At the resolution of the imagery in the video, it is hard to see the spots that might be where solar arrays could get eternal light. This might be addressed if the full resolution images were examined although it is devilishly hard to register the images (i.e. get them to overlay precisely). But even if you could get the maximum resolution of the images and have them registered correctly, the resolution may still not be enough to see the eternal illumination (for solar arrays) spot. How small is acceptable?

But it seems to me the most convincing imagery evidence of a spot of eternal illumination (for solar arrays) is a dark “spot” or location for about half the year (near the pole) around which is illuminated terrain. Why? Because the Sun’s rays during the worse time of year near the pole is either parallel to the surface or coming from below. So your flat lunar surface near the pole which may be the highest point around is going to be dark because the sunlight is passing parallel to the surface at best. Sure, the terrain adjacent and _around_ the “dark” spot/location may be getting illuminated, but during the lunar day (our month) as the Sun’s rays come from different directions, the surface around the “dark” spot will be getting less than 100% illumination. Finding such dark “spots” is hard because it’s hard to register the images correctly.

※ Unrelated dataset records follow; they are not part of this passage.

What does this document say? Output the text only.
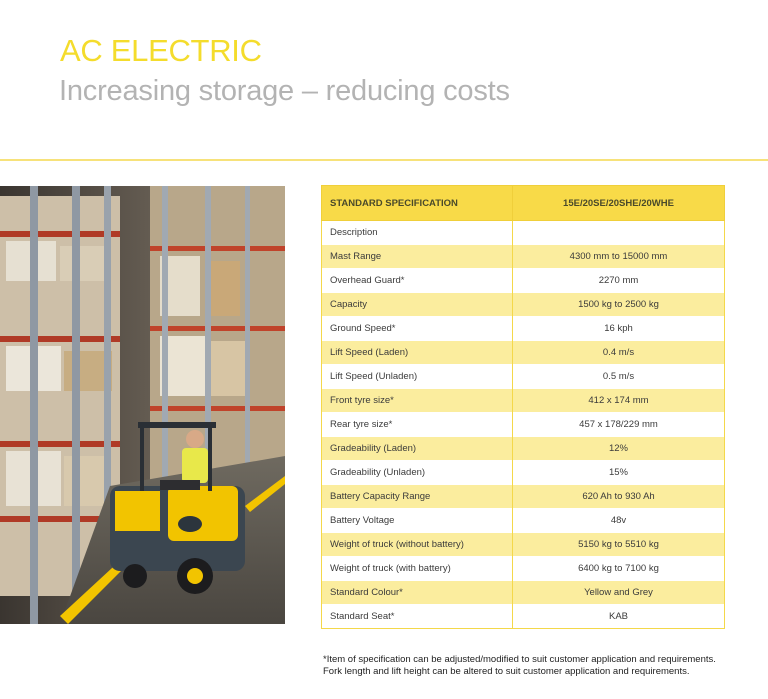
AC ELECTRIC
Increasing storage – reducing costs
STANDARD SPECIFICATION	15E/20SE/20SHE/20WHE
Description	
Mast Range	4300 mm to 15000 mm
Overhead Guard*	2270 mm
Capacity	1500 kg to 2500 kg
Ground Speed*	16 kph
Lift Speed (Laden)	0.4 m/s
Lift Speed (Unladen)	0.5 m/s
Front tyre size*	412 x 174 mm
Rear tyre size*	457 x 178/229 mm
Gradeability (Laden)	12%
Gradeability (Unladen)	15%
Battery Capacity Range	620 Ah to 930 Ah
Battery Voltage	48v
Weight of truck (without battery)	5150 kg to 5510 kg
Weight of truck (with battery)	6400 kg to 7100 kg
Standard Colour*	Yellow and Grey
Standard Seat*	KAB

*Item of specification can be adjusted/modified to suit customer application and requirements. Fork length and lift height can be altered to suit customer application and requirements.
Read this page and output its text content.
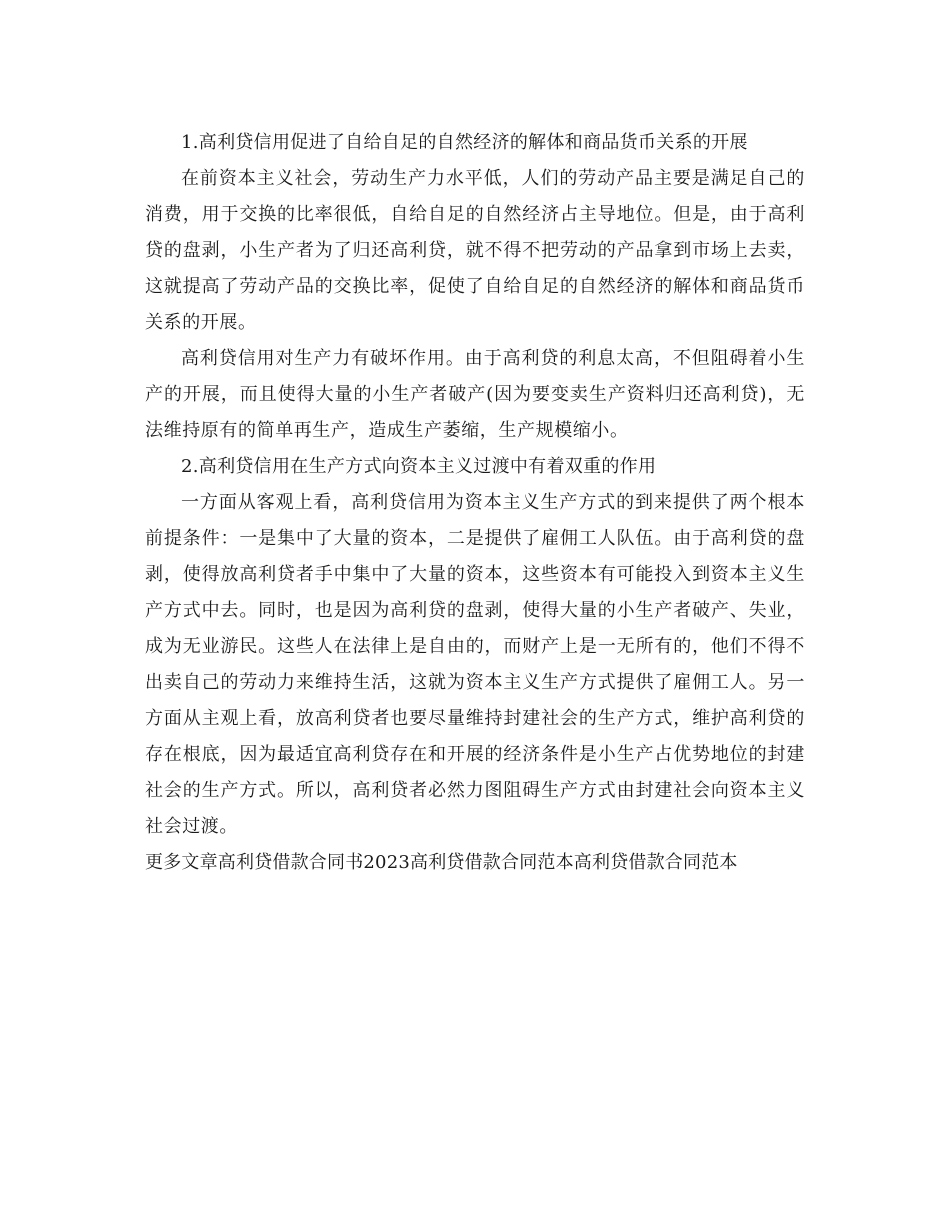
1.高利贷信用促进了自给自足的自然经济的解体和商品货币关系的开展

在前资本主义社会，劳动生产力水平低，人们的劳动产品主要是满足自己的消费，用于交换的比率很低，自给自足的自然经济占主导地位。但是，由于高利贷的盘剥，小生产者为了归还高利贷，就不得不把劳动的产品拿到市场上去卖，这就提高了劳动产品的交换比率，促使了自给自足的自然经济的解体和商品货币关系的开展。

高利贷信用对生产力有破坏作用。由于高利贷的利息太高，不但阻碍着小生产的开展，而且使得大量的小生产者破产(因为要变卖生产资料归还高利贷)，无法维持原有的简单再生产，造成生产萎缩，生产规模缩小。

2.高利贷信用在生产方式向资本主义过渡中有着双重的作用

一方面从客观上看，高利贷信用为资本主义生产方式的到来提供了两个根本前提条件：一是集中了大量的资本，二是提供了雇佣工人队伍。由于高利贷的盘剥，使得放高利贷者手中集中了大量的资本，这些资本有可能投入到资本主义生产方式中去。同时，也是因为高利贷的盘剥，使得大量的小生产者破产、失业，成为无业游民。这些人在法律上是自由的，而财产上是一无所有的，他们不得不出卖自己的劳动力来维持生活，这就为资本主义生产方式提供了雇佣工人。另一方面从主观上看，放高利贷者也要尽量维持封建社会的生产方式，维护高利贷的存在根底，因为最适宜高利贷存在和开展的经济条件是小生产占优势地位的封建社会的生产方式。所以，高利贷者必然力图阻碍生产方式由封建社会向资本主义社会过渡。

更多文章高利贷借款合同书2023高利贷借款合同范本高利贷借款合同范本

But let’s say we don’t have to worry about the problems I mention above. Other problems include the regolith color. There is dark and light and average color regolith. If I am seeing a dark piece of surface, is it due to be regolith color being dark (absorbing all the light, not reflecting it)? These colors (or reflectivity properties) change based on Sun angle. Also, let’s say a spot was illuminated all the time, how can we tell that the Sun isn’t being partially blocked (>50% even)? For general illumination purposes, 50% Sun isn’t so bad (we can see using polarizing lens/shades/sunglasses), but for solar arrays it’s a different matter and would not count as fully lit. Also, since the orbit is 2 hours, we do not know what is going on illumination-wise when the camera is not imaging the spot. Sure, it is _only_ 2 hours, but some critical shadows from distant terrain could occur as the Sun is passing between mountain peaks/valleys.

Regarding how high up you need to put a solar array for capturing the Sun 100% of the time, I did some analysis using LOLA showing the height was ~3500m (~3100m for south pole and ~1500m for north pole using terrestrial radar data of the Moon). You need to clear the shadows cast by Malapert Mountain.